Sleepy Hollow Cemetery, at 34A Bedford Street in Concord, Massachusetts, is the final resting place of New England literary giants and prominent transcendentalists like Louisa May Alcott, Ralph Waldo Emerson, Nathaniel Hawthorne, and Henry David Thoreau. The architecture firm of Cleveland and Copeland designed Sleepy Hollow in the rural style in 1855, with winding paths and a natural, wooded setting. Thousands make a pilgrimage here looking for inspiration, and many leave behind pencils, notes, and other tokens of appreciation.
Henry David Thoreau (1817-1862) was a writer and transcendentalist philosopher known for his book Walden and essay “Civil Disobedience.” In these works, he outlined his philosophy of simple living, pacifism, and the abolition of slavery. Some have described him as an anarchist for his conclusion, “That government is best which governs not at all.”

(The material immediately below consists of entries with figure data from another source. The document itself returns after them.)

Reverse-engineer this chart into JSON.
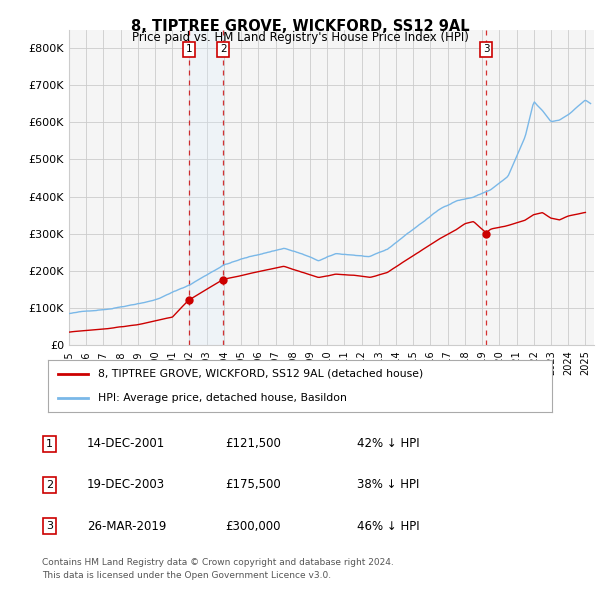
{
  "title": "8, TIPTREE GROVE, WICKFORD, SS12 9AL",
  "subtitle": "Price paid vs. HM Land Registry's House Price Index (HPI)",
  "legend_line1": "8, TIPTREE GROVE, WICKFORD, SS12 9AL (detached house)",
  "legend_line2": "HPI: Average price, detached house, Basildon",
  "footer1": "Contains HM Land Registry data © Crown copyright and database right 2024.",
  "footer2": "This data is licensed under the Open Government Licence v3.0.",
  "transactions": [
    {
      "num": 1,
      "date": "14-DEC-2001",
      "price": "£121,500",
      "pct": "42% ↓ HPI",
      "year": 2001.96,
      "value": 121500
    },
    {
      "num": 2,
      "date": "19-DEC-2003",
      "price": "£175,500",
      "pct": "38% ↓ HPI",
      "year": 2003.96,
      "value": 175500
    },
    {
      "num": 3,
      "date": "26-MAR-2019",
      "price": "£300,000",
      "pct": "46% ↓ HPI",
      "year": 2019.23,
      "value": 300000
    }
  ],
  "hpi_color": "#7ab8e8",
  "price_color": "#cc0000",
  "vline_color": "#cc0000",
  "shade_color": "#ddeeff",
  "grid_color": "#cccccc",
  "bg_color": "#ffffff",
  "plot_bg": "#f5f5f5",
  "ylim": [
    0,
    850000
  ],
  "xlim_start": 1995.0,
  "xlim_end": 2025.5,
  "yticks": [
    0,
    100000,
    200000,
    300000,
    400000,
    500000,
    600000,
    700000,
    800000
  ],
  "ytick_labels": [
    "£0",
    "£100K",
    "£200K",
    "£300K",
    "£400K",
    "£500K",
    "£600K",
    "£700K",
    "£800K"
  ]
}
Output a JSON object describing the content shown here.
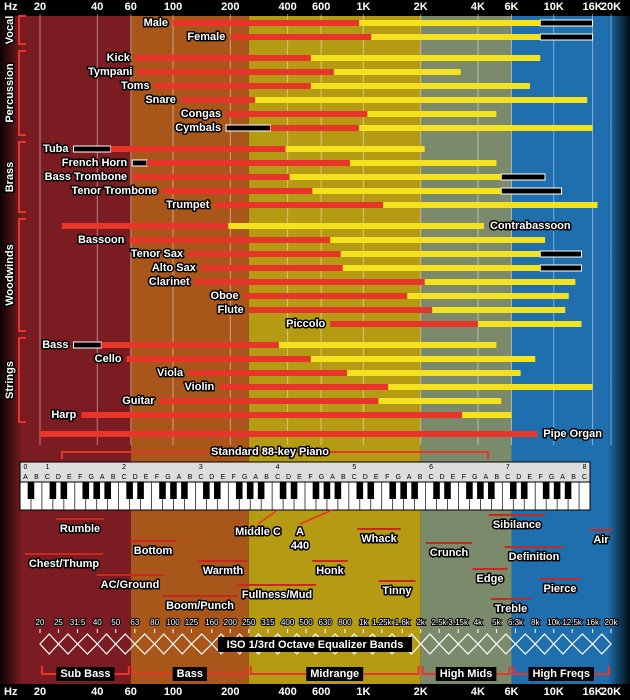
{
  "chart_data": {
    "type": "range",
    "xscale": "log",
    "axis_unit": "Hz",
    "xlim": [
      20,
      20000
    ],
    "xticks": [
      20,
      40,
      60,
      100,
      200,
      400,
      600,
      {
        "value": 1000,
        "label": "1K"
      },
      {
        "value": 2000,
        "label": "2K"
      },
      {
        "value": 4000,
        "label": "4K"
      },
      {
        "value": 6000,
        "label": "6K"
      },
      {
        "value": 10000,
        "label": "10K"
      },
      {
        "value": 16000,
        "label": "16K"
      },
      {
        "value": 20000,
        "label": "20K"
      }
    ],
    "grid": true,
    "colors": {
      "fundamental": "#e8352a",
      "harmonics": "#f4e21e",
      "extended": "#000000"
    },
    "regions": [
      {
        "name": "Sub Bass",
        "from": 20,
        "to": 60,
        "color": "#7a1c22"
      },
      {
        "name": "Bass",
        "from": 60,
        "to": 250,
        "color": "#a9561b"
      },
      {
        "name": "Midrange",
        "from": 250,
        "to": 2000,
        "color": "#b59a13"
      },
      {
        "name": "High Mids",
        "from": 2000,
        "to": 6000,
        "color": "#7b8a6b"
      },
      {
        "name": "High Freqs",
        "from": 6000,
        "to": 20000,
        "color": "#1f6fae"
      }
    ],
    "groups": [
      {
        "name": "Vocal",
        "instruments": [
          {
            "name": "Male",
            "values": [
              100,
              950,
              8500
            ],
            "ext": [
              8500,
              16000
            ]
          },
          {
            "name": "Female",
            "values": [
              200,
              1100,
              8500
            ],
            "ext": [
              8500,
              16000
            ]
          }
        ]
      },
      {
        "name": "Percussion",
        "instruments": [
          {
            "name": "Kick",
            "values": [
              63,
              530,
              8500
            ]
          },
          {
            "name": "Tympani",
            "values": [
              65,
              700,
              3250
            ]
          },
          {
            "name": "Toms",
            "values": [
              80,
              530,
              7500
            ]
          },
          {
            "name": "Snare",
            "values": [
              110,
              270,
              15000
            ]
          },
          {
            "name": "Congas",
            "values": [
              190,
              1050,
              5000
            ]
          },
          {
            "name": "Cymbals",
            "values": [
              325,
              950,
              16000
            ],
            "ext": [
              190,
              325
            ]
          }
        ]
      },
      {
        "name": "Brass",
        "instruments": [
          {
            "name": "Tuba",
            "values": [
              47,
              390,
              2100
            ],
            "ext": [
              30,
              47
            ]
          },
          {
            "name": "French Horn",
            "values": [
              73,
              850,
              5000
            ],
            "ext": [
              61,
              73
            ]
          },
          {
            "name": "Bass Trombone",
            "values": [
              61,
              410,
              5300
            ],
            "ext": [
              5300,
              9000
            ]
          },
          {
            "name": "Tenor Trombone",
            "values": [
              88,
              540,
              5300
            ],
            "ext": [
              5300,
              11000
            ]
          },
          {
            "name": "Trumpet",
            "values": [
              165,
              1270,
              17000
            ]
          }
        ]
      },
      {
        "name": "Woodwinds",
        "instruments": [
          {
            "name": "Contrabassoon",
            "values": [
              26,
              195,
              4300
            ]
          },
          {
            "name": "Bassoon",
            "values": [
              59,
              670,
              9000
            ]
          },
          {
            "name": "Tenor Sax",
            "values": [
              120,
              760,
              8500
            ],
            "ext": [
              8500,
              14000
            ]
          },
          {
            "name": "Alto Sax",
            "values": [
              140,
              780,
              8500
            ],
            "ext": [
              8500,
              14000
            ]
          },
          {
            "name": "Clarinet",
            "values": [
              130,
              2100,
              13000
            ]
          },
          {
            "name": "Oboe",
            "values": [
              235,
              1700,
              12000
            ]
          },
          {
            "name": "Flute",
            "values": [
              250,
              2300,
              11500
            ]
          },
          {
            "name": "Piccolo",
            "values": [
              670,
              4000,
              14000
            ]
          }
        ]
      },
      {
        "name": "Strings",
        "instruments": [
          {
            "name": "Bass",
            "values": [
              42,
              360,
              5000
            ],
            "ext": [
              30,
              42
            ]
          },
          {
            "name": "Cello",
            "values": [
              57,
              530,
              8000
            ]
          },
          {
            "name": "Viola",
            "values": [
              120,
              820,
              6700
            ]
          },
          {
            "name": "Violin",
            "values": [
              175,
              1350,
              16000
            ]
          },
          {
            "name": "Guitar",
            "values": [
              85,
              1200,
              5300
            ]
          },
          {
            "name": "Harp",
            "values": [
              33,
              3300,
              6000
            ]
          }
        ]
      }
    ],
    "other_instruments": [
      {
        "name": "Pipe Organ",
        "values": [
          20,
          8200
        ]
      }
    ],
    "piano": {
      "title": "Standard 88-key Piano",
      "notes": [
        "C",
        "D",
        "E",
        "F",
        "G",
        "A",
        "B"
      ],
      "octaves": [
        0,
        1,
        2,
        3,
        4,
        5,
        6,
        7,
        8
      ],
      "middle_c": "Middle C",
      "a440": [
        "A",
        "440"
      ]
    },
    "tone_words": [
      "Rumble",
      "Chest/Thump",
      "Bottom",
      "AC/Ground",
      "Warmth",
      "Boom/Punch",
      "Fullness/Mud",
      "Honk",
      "Whack",
      "Tinny",
      "Crunch",
      "Edge",
      "Sibilance",
      "Definition",
      "Pierce",
      "Air",
      "Treble"
    ],
    "iso_bands": {
      "title": "ISO 1/3rd Octave Equalizer Bands",
      "ticks": [
        20,
        25,
        31.5,
        40,
        50,
        63,
        80,
        100,
        125,
        160,
        200,
        250,
        315,
        400,
        500,
        630,
        800,
        {
          "value": 1000,
          "label": "1k"
        },
        {
          "value": 1250,
          "label": "1.25k"
        },
        {
          "value": 1600,
          "label": "1.6k"
        },
        {
          "value": 2000,
          "label": "2k"
        },
        {
          "value": 2500,
          "label": "2.5k"
        },
        {
          "value": 3150,
          "label": "3.15k"
        },
        {
          "value": 4000,
          "label": "4k"
        },
        {
          "value": 5000,
          "label": "5k"
        },
        {
          "value": 6300,
          "label": "6.3k"
        },
        {
          "value": 8000,
          "label": "8k"
        },
        {
          "value": 10000,
          "label": "10k"
        },
        {
          "value": 12500,
          "label": "12.5k"
        },
        {
          "value": 16000,
          "label": "16k"
        },
        {
          "value": 20000,
          "label": "20k"
        }
      ]
    }
  }
}
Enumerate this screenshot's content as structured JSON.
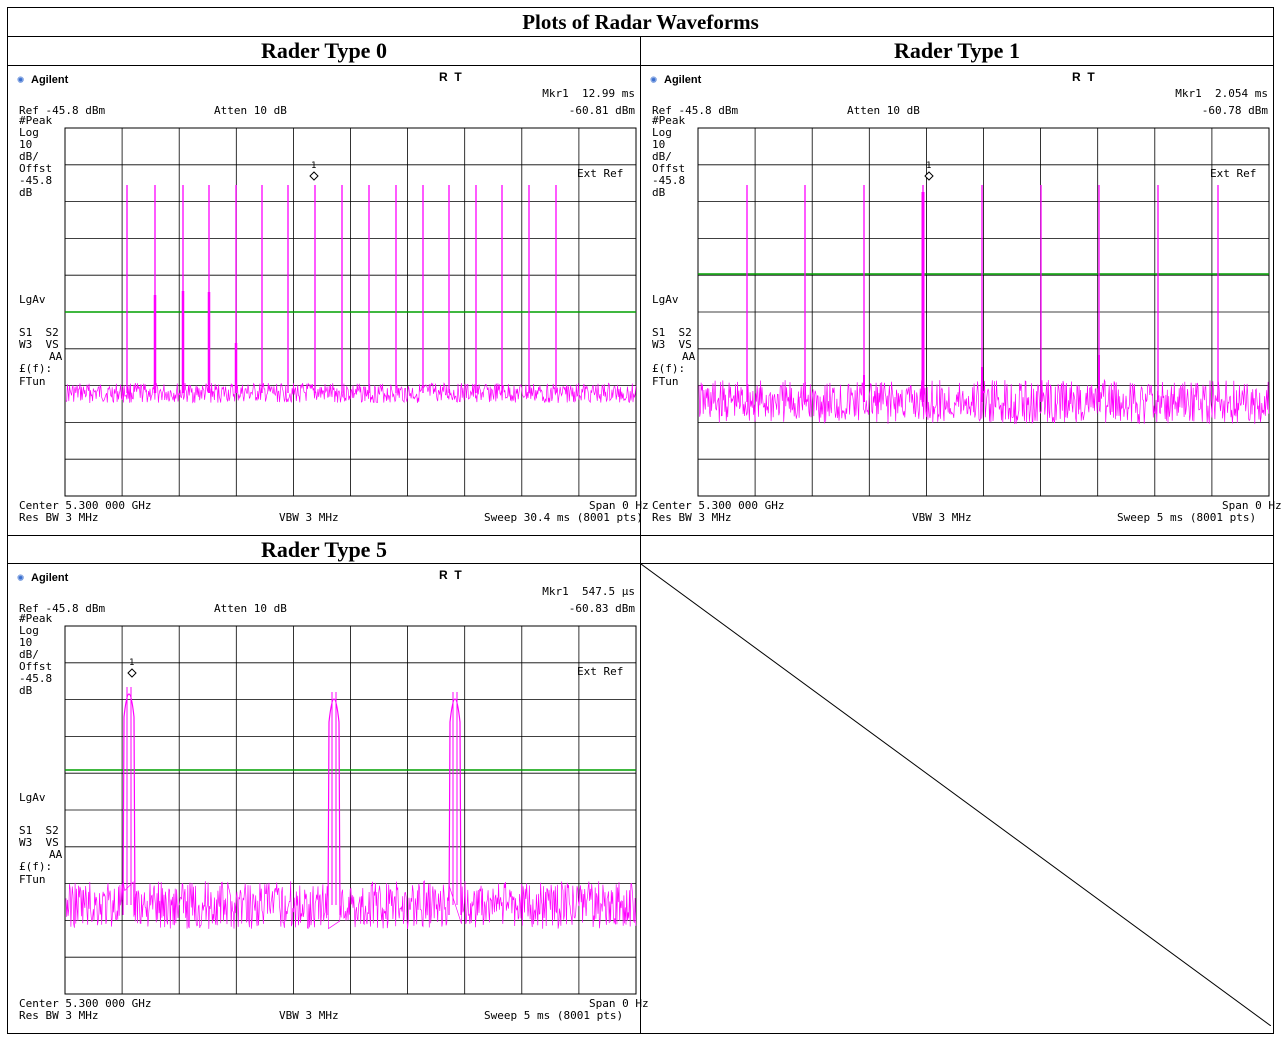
{
  "title": "Plots of Radar Waveforms",
  "plots": [
    {
      "heading": "Rader Type 0",
      "brand": "Agilent",
      "rt": "R  T",
      "marker_label": "Mkr1  12.99 ms",
      "marker_value": "-60.81 dBm",
      "ref": "Ref -45.8 dBm",
      "atten": "Atten 10 dB",
      "left_labels": [
        "#Peak",
        "Log",
        "10",
        "dB/",
        "Offst",
        "-45.8",
        "dB"
      ],
      "lgav": "LgAv",
      "s1s2": "S1  S2",
      "w3vs": "W3  VS",
      "aa": "AA",
      "ff": "£(f):",
      "ftun": "FTun",
      "ext_ref": "Ext Ref",
      "marker_num": "1",
      "center": "Center 5.300 000 GHz",
      "span": "Span 0 Hz",
      "res_bw": "Res BW 3 MHz",
      "vbw": "VBW 3 MHz",
      "sweep": "Sweep 30.4 ms (8001 pts)"
    },
    {
      "heading": "Rader Type 1",
      "brand": "Agilent",
      "rt": "R  T",
      "marker_label": "Mkr1  2.054 ms",
      "marker_value": "-60.78 dBm",
      "ref": "Ref -45.8 dBm",
      "atten": "Atten 10 dB",
      "left_labels": [
        "#Peak",
        "Log",
        "10",
        "dB/",
        "Offst",
        "-45.8",
        "dB"
      ],
      "lgav": "LgAv",
      "s1s2": "S1  S2",
      "w3vs": "W3  VS",
      "aa": "AA",
      "ff": "£(f):",
      "ftun": "FTun",
      "ext_ref": "Ext Ref",
      "marker_num": "1",
      "center": "Center 5.300 000 GHz",
      "span": "Span 0 Hz",
      "res_bw": "Res BW 3 MHz",
      "vbw": "VBW 3 MHz",
      "sweep": "Sweep 5 ms (8001 pts)"
    },
    {
      "heading": "Rader Type 5",
      "brand": "Agilent",
      "rt": "R  T",
      "marker_label": "Mkr1  547.5 µs",
      "marker_value": "-60.83 dBm",
      "ref": "Ref -45.8 dBm",
      "atten": "Atten 10 dB",
      "left_labels": [
        "#Peak",
        "Log",
        "10",
        "dB/",
        "Offst",
        "-45.8",
        "dB"
      ],
      "lgav": "LgAv",
      "s1s2": "S1  S2",
      "w3vs": "W3  VS",
      "aa": "AA",
      "ff": "£(f):",
      "ftun": "FTun",
      "ext_ref": "Ext Ref",
      "marker_num": "1",
      "center": "Center 5.300 000 GHz",
      "span": "Span 0 Hz",
      "res_bw": "Res BW 3 MHz",
      "vbw": "VBW 3 MHz",
      "sweep": "Sweep 5 ms (8001 pts)"
    }
  ],
  "colors": {
    "trace": "#ff00ff",
    "display_line": "#00a000",
    "grid": "#000000",
    "logo": "#3a6fd0"
  }
}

In contrast to the transcendentalists also buried on “Author’s Ridge”, Nathaniel Hawthorne (1804-1864) was a dark romantic writer known for The Scarlet Letter and The House of the Seven Gables. Dark romantics believed humans are naturally prone to sin and self destruction. Hawthorne is considered one of America’s greatest novelists.
Louisa May Alcott (1832-1888) was born into a prominent family of transcendentalists, and was tutored by literary greats like Ralph Waldo Emerson, Nathaniel Hawthorne, and Margaret Fuller. She wrote the novel Little Women under the pen name A.M. Barnard, and is considered an early feminist.
Ralph Waldo Emerson (1803-1882) was a leader of the transcendentalist movement and champion of individualism (most well-articulated in his essay “Self-Reliance“). He was a prolific author and lecturer. It’s difficult to think of a writer who had greater impact on American intellectual life.